Science of sandcastles is clarified, finally

Researchers at The University of Manchester led by Nobel Laureate Andre Geim -- who, with Kostya Novoselov, was awarded the Nobel Prize for Physics 10 years ago this month -- have made artificial capillaries small enough for water vapour to condense inside them under normal, ambient conditions.

The Manchester study is entitled 'Capillary condensation under atomic-scale confinement' and will be published in Nature. The research provides a solution for the century-and-half-old puzzle of why capillary condensation, a fundamentally microscopic phenomenon involving a few molecular layers of water, can be described reasonably well using macroscopic equations and macroscopic characteristics of bulk water. Is it a coincidence or a hidden law of nature?

Capillary condensation, a textbook phenomenon, is omnipresent in the world around us, and such important properties as friction, adhesion, stiction, lubrication and corrosion are strongly affected by capillary condensation. This phenomenon is important in many technological processes used by microelectronics, pharmaceutical, food and other industries -- and even sandcastles could not be built by children if not for capillary condensation.

Scientifically, the phenomenon is often described by the 150-year-old Kelvin equation that has proven to be remarkably accurate even for capillaries as small as 10 nanometres, a thousandth of human hair's width. Still, for condensation to occur under normal humidity of say 30% to 50%, capillaries should be much smaller, of about 1 nm in size. This is comparable with the diameter of water molecules (about 0.3 nm), so that only a couple of molecular layers of water can fit inside those pores responsible for common condensation effects.

The macroscopic Kelvin equation could not be justified for describing properties involving the molecular scale and, in fact, the equation has little sense at this scale. For example, it is impossible to define the curvature of a water meniscus, which enters the equation, if the meniscus is only a couple of molecules wide. Accordingly, the Kelvin equation has been used as a poor-man's approach, for the lack of a proper description. The scientific progress has been hindered by many experimental problems and, in particular, by surface roughness that makes it difficult to make and study capillaries with sizes at the required molecular scale.

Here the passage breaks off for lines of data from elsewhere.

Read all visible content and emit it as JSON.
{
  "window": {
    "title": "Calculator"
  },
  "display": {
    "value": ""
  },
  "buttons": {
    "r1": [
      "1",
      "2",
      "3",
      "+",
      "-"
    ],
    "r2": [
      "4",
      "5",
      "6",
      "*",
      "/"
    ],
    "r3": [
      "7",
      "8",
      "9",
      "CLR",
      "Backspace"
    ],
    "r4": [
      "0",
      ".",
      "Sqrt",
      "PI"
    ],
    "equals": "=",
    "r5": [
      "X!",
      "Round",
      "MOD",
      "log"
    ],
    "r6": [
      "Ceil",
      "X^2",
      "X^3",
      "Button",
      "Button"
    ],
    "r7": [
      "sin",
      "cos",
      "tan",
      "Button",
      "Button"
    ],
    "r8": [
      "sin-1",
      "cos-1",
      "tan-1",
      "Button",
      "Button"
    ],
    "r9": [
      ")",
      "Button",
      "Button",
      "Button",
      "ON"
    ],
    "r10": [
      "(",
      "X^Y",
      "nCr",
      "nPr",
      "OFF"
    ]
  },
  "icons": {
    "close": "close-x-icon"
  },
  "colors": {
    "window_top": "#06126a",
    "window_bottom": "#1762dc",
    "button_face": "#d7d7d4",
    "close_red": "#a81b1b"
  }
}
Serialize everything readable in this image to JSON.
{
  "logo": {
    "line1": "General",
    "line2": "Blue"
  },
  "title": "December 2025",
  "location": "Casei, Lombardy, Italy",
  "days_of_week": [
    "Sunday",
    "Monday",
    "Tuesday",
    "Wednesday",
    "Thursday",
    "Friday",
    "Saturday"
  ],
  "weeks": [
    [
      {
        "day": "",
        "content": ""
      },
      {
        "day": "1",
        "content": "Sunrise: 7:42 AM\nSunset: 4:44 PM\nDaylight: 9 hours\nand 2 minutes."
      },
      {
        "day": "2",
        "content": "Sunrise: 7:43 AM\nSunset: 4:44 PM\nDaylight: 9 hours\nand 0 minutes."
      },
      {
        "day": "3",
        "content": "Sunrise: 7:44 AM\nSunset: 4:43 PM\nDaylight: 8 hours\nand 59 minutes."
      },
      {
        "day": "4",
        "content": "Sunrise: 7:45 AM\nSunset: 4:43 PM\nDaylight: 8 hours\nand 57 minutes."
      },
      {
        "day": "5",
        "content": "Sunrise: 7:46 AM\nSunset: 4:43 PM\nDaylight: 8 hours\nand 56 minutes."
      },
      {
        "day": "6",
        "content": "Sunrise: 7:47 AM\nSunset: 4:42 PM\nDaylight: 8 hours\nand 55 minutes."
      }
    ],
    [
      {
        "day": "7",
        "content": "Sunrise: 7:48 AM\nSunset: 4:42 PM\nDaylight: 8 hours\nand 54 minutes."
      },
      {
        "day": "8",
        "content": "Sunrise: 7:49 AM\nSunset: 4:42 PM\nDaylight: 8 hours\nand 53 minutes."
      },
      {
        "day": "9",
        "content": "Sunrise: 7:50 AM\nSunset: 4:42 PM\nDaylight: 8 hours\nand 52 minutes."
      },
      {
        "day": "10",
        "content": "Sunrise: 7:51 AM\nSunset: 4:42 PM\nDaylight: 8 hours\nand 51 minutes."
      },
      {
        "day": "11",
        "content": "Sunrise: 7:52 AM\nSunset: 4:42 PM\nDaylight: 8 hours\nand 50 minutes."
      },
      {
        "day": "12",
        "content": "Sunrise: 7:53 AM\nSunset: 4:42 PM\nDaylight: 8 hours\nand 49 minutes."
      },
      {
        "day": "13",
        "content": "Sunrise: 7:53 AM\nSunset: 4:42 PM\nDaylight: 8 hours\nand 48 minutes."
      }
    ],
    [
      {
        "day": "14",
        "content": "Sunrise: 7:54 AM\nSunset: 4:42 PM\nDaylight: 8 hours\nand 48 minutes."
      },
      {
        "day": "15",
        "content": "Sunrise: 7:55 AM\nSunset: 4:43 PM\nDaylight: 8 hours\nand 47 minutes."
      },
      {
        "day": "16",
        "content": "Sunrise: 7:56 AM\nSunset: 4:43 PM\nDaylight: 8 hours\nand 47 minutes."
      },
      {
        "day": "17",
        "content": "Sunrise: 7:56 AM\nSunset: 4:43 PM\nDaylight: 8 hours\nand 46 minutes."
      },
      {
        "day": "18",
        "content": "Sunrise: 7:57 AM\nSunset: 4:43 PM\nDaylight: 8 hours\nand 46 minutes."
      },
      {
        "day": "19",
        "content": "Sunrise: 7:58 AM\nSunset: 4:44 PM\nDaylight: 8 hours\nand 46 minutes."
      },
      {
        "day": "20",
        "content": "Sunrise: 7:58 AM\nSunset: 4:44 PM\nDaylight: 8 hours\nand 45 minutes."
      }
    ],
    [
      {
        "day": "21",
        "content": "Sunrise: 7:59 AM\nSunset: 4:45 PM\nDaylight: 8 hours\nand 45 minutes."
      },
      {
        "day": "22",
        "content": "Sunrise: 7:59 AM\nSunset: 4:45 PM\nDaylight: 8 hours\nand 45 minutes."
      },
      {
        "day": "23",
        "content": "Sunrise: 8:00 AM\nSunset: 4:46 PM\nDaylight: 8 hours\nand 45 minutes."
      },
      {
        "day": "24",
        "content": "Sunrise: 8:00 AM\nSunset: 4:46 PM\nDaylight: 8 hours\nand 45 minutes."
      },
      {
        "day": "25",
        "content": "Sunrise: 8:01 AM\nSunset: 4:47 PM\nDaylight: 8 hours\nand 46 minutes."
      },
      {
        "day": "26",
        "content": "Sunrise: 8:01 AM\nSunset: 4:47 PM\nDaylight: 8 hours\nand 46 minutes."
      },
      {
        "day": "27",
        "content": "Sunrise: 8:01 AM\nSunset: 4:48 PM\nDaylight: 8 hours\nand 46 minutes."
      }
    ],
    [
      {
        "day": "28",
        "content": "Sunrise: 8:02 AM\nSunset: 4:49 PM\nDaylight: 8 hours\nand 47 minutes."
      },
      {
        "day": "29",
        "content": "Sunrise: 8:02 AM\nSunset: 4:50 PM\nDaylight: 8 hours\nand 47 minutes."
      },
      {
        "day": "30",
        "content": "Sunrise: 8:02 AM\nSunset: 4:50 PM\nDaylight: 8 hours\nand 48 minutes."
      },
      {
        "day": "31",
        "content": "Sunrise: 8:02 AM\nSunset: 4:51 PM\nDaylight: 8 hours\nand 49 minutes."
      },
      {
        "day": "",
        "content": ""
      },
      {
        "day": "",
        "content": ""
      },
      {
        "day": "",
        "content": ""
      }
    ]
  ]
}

To create such capillaries, the Manchester researchers painstakingly assembled atomically flat crystals of mica and graphite. They put two such crystals on top of each other with narrow strips of graphene, another atomically thin and flat crystal, being placed in between. The strips acted as spacers and could be of different thickness. This trilayer assembly allowed capillaries of various heights. Some of them were only one atom high, the smallest possible capillaries, and could accommodate just one layer of water molecules.

The Manchester experiments have shown that the Kelvin equation can describe capillary condensation even in the smallest capillaries, at least qualitatively. This is not only surprising but contradicts general expectations as water changes its properties at this scale and its structure becomes distinctly discrete and layered.

"This came as a big surprise. I expected a complete breakdown of conventional physics," said Dr Qian Yang, the lead author of the Nature report. "The old equation turned out to work well. A bit disappointing but also exciting to finally solve the century old mystery.

"So we can relax, all those numerous condensation effects and related properties are now backed by hard evidence rather than a hunch that 'it seems to work so therefore it should be OK to use the equation'."

The Manchester researchers argue that the found agreement, although qualitative, is also fortuitous. Pressures involved in capillary condensation under ambient humidity exceed 1,000 bars, more than that at the bottom of the deepest ocean. Such pressures cause capillaries to adjust their sizes by a fraction of angstrom, which is sufficient to snugly accommodate only an integer number of molecular layers inside. These microscopic adjustments suppress commensurability effects, allowing the Kelvin equation to hold well.

"Good theory often works beyond its applicability limits," said Geim.

"Lord Kelvin was a remarkable scientist, making many discoveries but even he would surely be surprised to find that his theory -- originally considering millimetre-sized tubes -- holds even at the one-atom scale. In fact, in his seminal paper Kelvin commented about exactly this impossibility.

"So, our work has proved him both right and wrong, at the same time."